Tutti questi popoli furono poi unificati dai Romani e appresero arti e consuetudini dai nuovi arrivati,
rendendo fiorenti vivaci e attivi i suoi porti e le sue colonie. Le città della costa, soprattutto Napoli,
accogliendo tutti coloro che vi giungevano di qualsiasi etnia, divennero un amalgama stratificato di
cultura, arte, costumi ecc. non importava se fossero re o militari, liberi o schiavi: tutti diedero il
proprio contributo e furono ben accolti.
Tutti i riti furono introitati e trasformati in un patrimonio personalissimo, reso coerente da
un’assimilazione originale e autentica di tutte le forme di saperi e di arte.

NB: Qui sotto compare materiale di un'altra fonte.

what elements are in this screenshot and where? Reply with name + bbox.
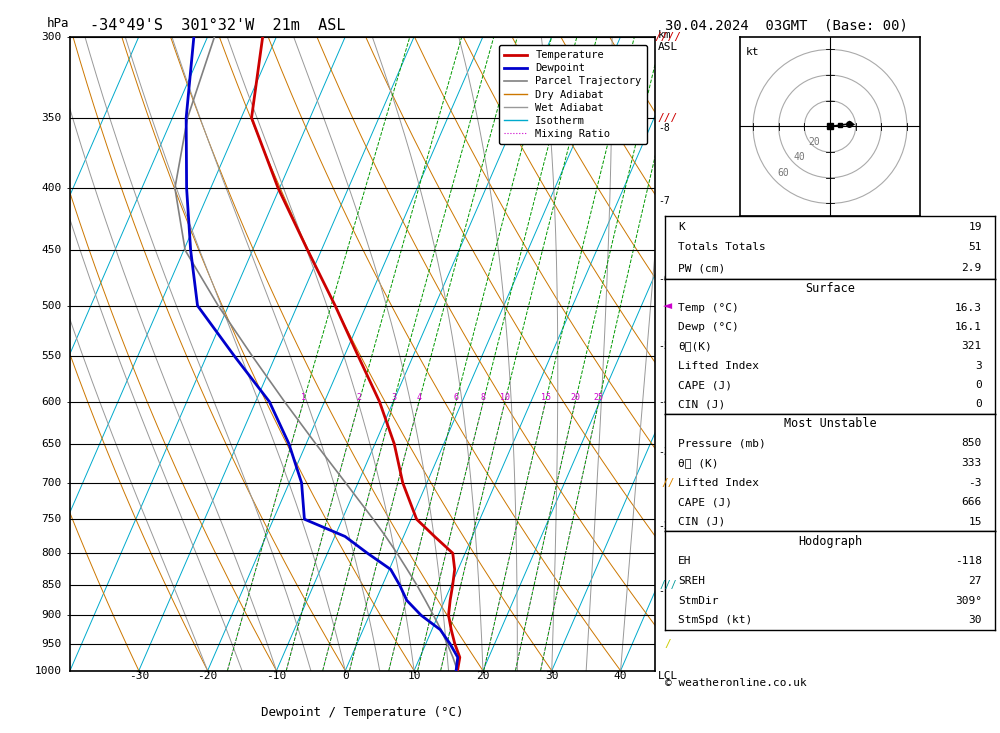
Text: 3: 3	[391, 393, 396, 402]
Text: 400: 400	[41, 183, 61, 194]
Text: θᴇ (K): θᴇ (K)	[678, 458, 719, 468]
Text: ◄: ◄	[663, 298, 673, 313]
Text: Mixing Ratio (g/kg): Mixing Ratio (g/kg)	[703, 290, 713, 418]
Text: 27: 27	[968, 576, 982, 586]
Text: LCL: LCL	[658, 671, 678, 681]
Text: 666: 666	[962, 497, 982, 507]
Text: 16.1: 16.1	[955, 322, 982, 332]
Text: 8: 8	[481, 393, 486, 402]
Text: Lifted Index: Lifted Index	[678, 361, 759, 371]
Text: 800: 800	[41, 548, 61, 559]
Text: 51: 51	[968, 243, 982, 252]
Text: Dewpoint / Temperature (°C): Dewpoint / Temperature (°C)	[261, 706, 464, 718]
Text: //: //	[661, 478, 675, 488]
Text: 350: 350	[41, 113, 61, 123]
Text: CIN (J): CIN (J)	[678, 517, 725, 526]
Text: 900: 900	[41, 610, 61, 620]
Text: 0: 0	[342, 671, 349, 681]
Text: PW (cm): PW (cm)	[678, 263, 725, 273]
Text: © weatheronline.co.uk: © weatheronline.co.uk	[665, 678, 807, 688]
Text: -34°49'S  301°32'W  21m  ASL: -34°49'S 301°32'W 21m ASL	[90, 18, 346, 33]
Text: 40: 40	[793, 152, 805, 162]
Text: -3: -3	[968, 478, 982, 487]
Text: -20: -20	[198, 671, 218, 681]
Text: 60: 60	[778, 168, 790, 177]
Text: 16.3: 16.3	[955, 303, 982, 312]
Text: 15: 15	[968, 517, 982, 526]
Text: 6: 6	[454, 393, 459, 402]
Text: 15: 15	[541, 393, 551, 402]
Text: 0: 0	[975, 380, 982, 390]
Text: -4: -4	[658, 397, 670, 407]
Text: -8: -8	[658, 123, 670, 133]
Text: 750: 750	[41, 514, 61, 524]
Text: Totals Totals: Totals Totals	[678, 243, 766, 252]
Text: 30: 30	[545, 671, 559, 681]
Text: ///: ///	[658, 113, 678, 123]
Text: 2.9: 2.9	[962, 263, 982, 273]
Text: 0: 0	[975, 399, 982, 410]
Text: -30: -30	[129, 671, 149, 681]
Text: 25: 25	[594, 393, 604, 402]
Text: Pressure (mb): Pressure (mb)	[678, 438, 766, 449]
Text: θᴇ(K): θᴇ(K)	[678, 342, 712, 351]
Text: 700: 700	[41, 478, 61, 488]
Text: 20: 20	[570, 393, 580, 402]
Text: Most Unstable: Most Unstable	[784, 417, 876, 430]
Text: StmDir: StmDir	[678, 596, 719, 605]
Text: hPa: hPa	[47, 18, 69, 30]
Text: 450: 450	[41, 245, 61, 255]
Text: 500: 500	[41, 301, 61, 311]
Text: -10: -10	[266, 671, 287, 681]
Text: -7: -7	[658, 196, 670, 206]
Text: 1000: 1000	[34, 666, 61, 676]
Text: K: K	[678, 221, 685, 232]
Text: 3: 3	[975, 361, 982, 371]
Text: SREH: SREH	[678, 576, 705, 586]
Text: CIN (J): CIN (J)	[678, 399, 725, 410]
Text: kt: kt	[745, 47, 759, 57]
Text: 20: 20	[809, 137, 820, 147]
Text: CAPE (J): CAPE (J)	[678, 497, 732, 507]
Text: ///: ///	[659, 580, 677, 590]
Text: 30.04.2024  03GMT  (Base: 00): 30.04.2024 03GMT (Base: 00)	[665, 19, 908, 33]
Text: /: /	[665, 638, 671, 649]
Text: 321: 321	[962, 342, 982, 351]
Text: -2: -2	[658, 521, 670, 531]
Text: 850: 850	[962, 438, 982, 449]
Text: 333: 333	[962, 458, 982, 468]
Text: km
ASL: km ASL	[658, 30, 678, 52]
Text: -5: -5	[658, 341, 670, 351]
Text: 20: 20	[476, 671, 490, 681]
Legend: Temperature, Dewpoint, Parcel Trajectory, Dry Adiabat, Wet Adiabat, Isotherm, Mi: Temperature, Dewpoint, Parcel Trajectory…	[499, 45, 647, 144]
Text: 600: 600	[41, 397, 61, 407]
Text: -1: -1	[658, 586, 670, 596]
Text: Hodograph: Hodograph	[798, 535, 862, 548]
Text: Surface: Surface	[805, 281, 855, 295]
Text: ////: ////	[654, 32, 682, 42]
Text: 10: 10	[500, 393, 510, 402]
Text: CAPE (J): CAPE (J)	[678, 380, 732, 390]
Text: -6: -6	[658, 273, 670, 284]
Text: 2: 2	[357, 393, 362, 402]
Text: 309°: 309°	[955, 596, 982, 605]
Text: Temp (°C): Temp (°C)	[678, 303, 739, 312]
Text: -118: -118	[955, 556, 982, 566]
Text: -3: -3	[658, 447, 670, 457]
Text: 550: 550	[41, 351, 61, 361]
Text: 19: 19	[968, 221, 982, 232]
Text: 1: 1	[301, 393, 306, 402]
Text: 10: 10	[407, 671, 421, 681]
Text: 40: 40	[614, 671, 627, 681]
Text: StmSpd (kt): StmSpd (kt)	[678, 616, 752, 625]
Text: 850: 850	[41, 580, 61, 590]
Text: Lifted Index: Lifted Index	[678, 478, 759, 487]
Text: 4: 4	[417, 393, 422, 402]
Text: Dewp (°C): Dewp (°C)	[678, 322, 739, 332]
Text: 950: 950	[41, 638, 61, 649]
Text: EH: EH	[678, 556, 692, 566]
Text: 30: 30	[968, 616, 982, 625]
Text: 300: 300	[41, 32, 61, 42]
Text: 650: 650	[41, 439, 61, 449]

Se è complesso tracciare linee direttrici del popolamento della Campania pre-greca, pre-etrusca e pre-
romana, è evidente la sua forgiatura etnico-religiosa, così come ampia e articolata la conoscenza di
tecniche agricole ed artigiane.
Ciascuno di coloro che sono arrivati a Napoli e in Campania, ben accolto, ha avuto la libertà di
praticare il proprio culto e di diffondere le proprie usanze, di fare interventi architettonici, di
immettere i propri modi di dire, i propri termini in quel prezioso contenitore che è anche la lingua
napoletana.
Esempio di arricchimento dei fenomeni migratori.